Had it not been for the 2015 federal cybersecurity sprint, it’s very possible federal agencies would have been hit by the WannaCry ransomware, the acting head of U.S. federal IT said Wednesday.
Acting U.S. CIO Margie Graves said the cyber sprint the federal government undertook after the Office of Personnel Management breaches two years ago emphasized agencies’ abilities to “scan your environment almost immediately and report back within 24 hours … to know that vulnerability existed in advance.”
The 30-day sprint, issued by then U.S. CIO Tony Scoot, required agencies to immediately patch vulnerabilities, accelerate the use of multifactor authentication and deploy other security protocols provided by the Department of Homeland Security.
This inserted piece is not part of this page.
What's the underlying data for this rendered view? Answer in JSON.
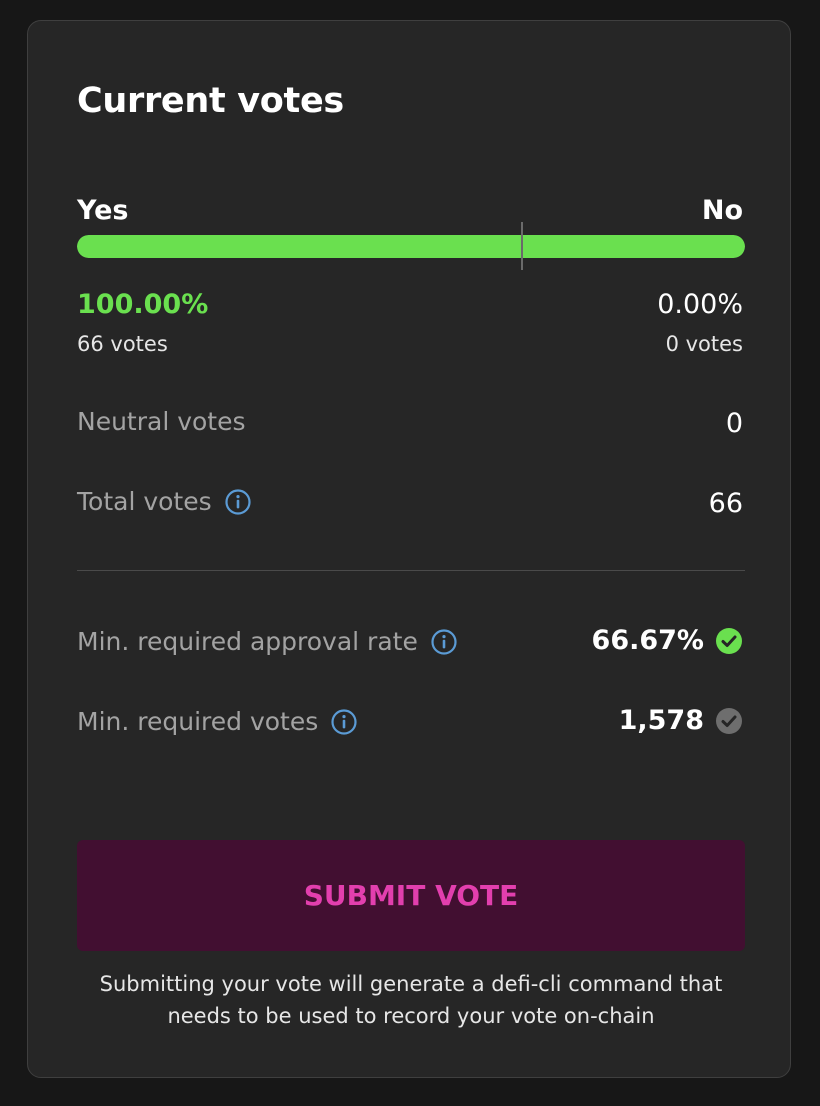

“How would that have helped you last weekend” when the WannaCry ransomware infected more than 200,000 people and organizations in more than 150 countries, Graves asked Wednesday at the the Public Sector Innovation Summit presented by VMware and produced by FedScoop and StateScoop.
“Well, I tell you, it did help the federal government, because to date, I have not heard of a federal government victim of this particular incident,” she said to a round of applause from the audience.
“We picked the things in the cyber sprint for a reason, because they were primary threat vectors, and we knew we needed to fix them,” Graves added.
After her keynote, Graves told reporters she had a “swell of emotion” knowing the federal government, at least so far, was able to escape the havoc of WannaCry.
“We looked at our assets, we got vulnerabilities out,” she said. “Not that something else can’t happen, because there always zero-day attacks. But we started to march down this pathway and it’s starting to show results. Some things are starting to come to fruition.”
Graves and her federal IT colleagues understand, though, that there is no end in the race to secure systems against cybercriminals and hackers, and therefore their work continues.
“It’s never done … you’re never really done, but you have to understand what the prioritization is and just keep marching down that path and eventually try to get ahead of that curve,” she said — particularly when “the bad guy’s job, unfortunately, is getting easier and cheaper.”
So another cyber sprint isn’t out of the question.
“[W]e certainly can run one again — thought I wouldn’t wish that on anybody trying to do all of that in 30 days,” Graves said.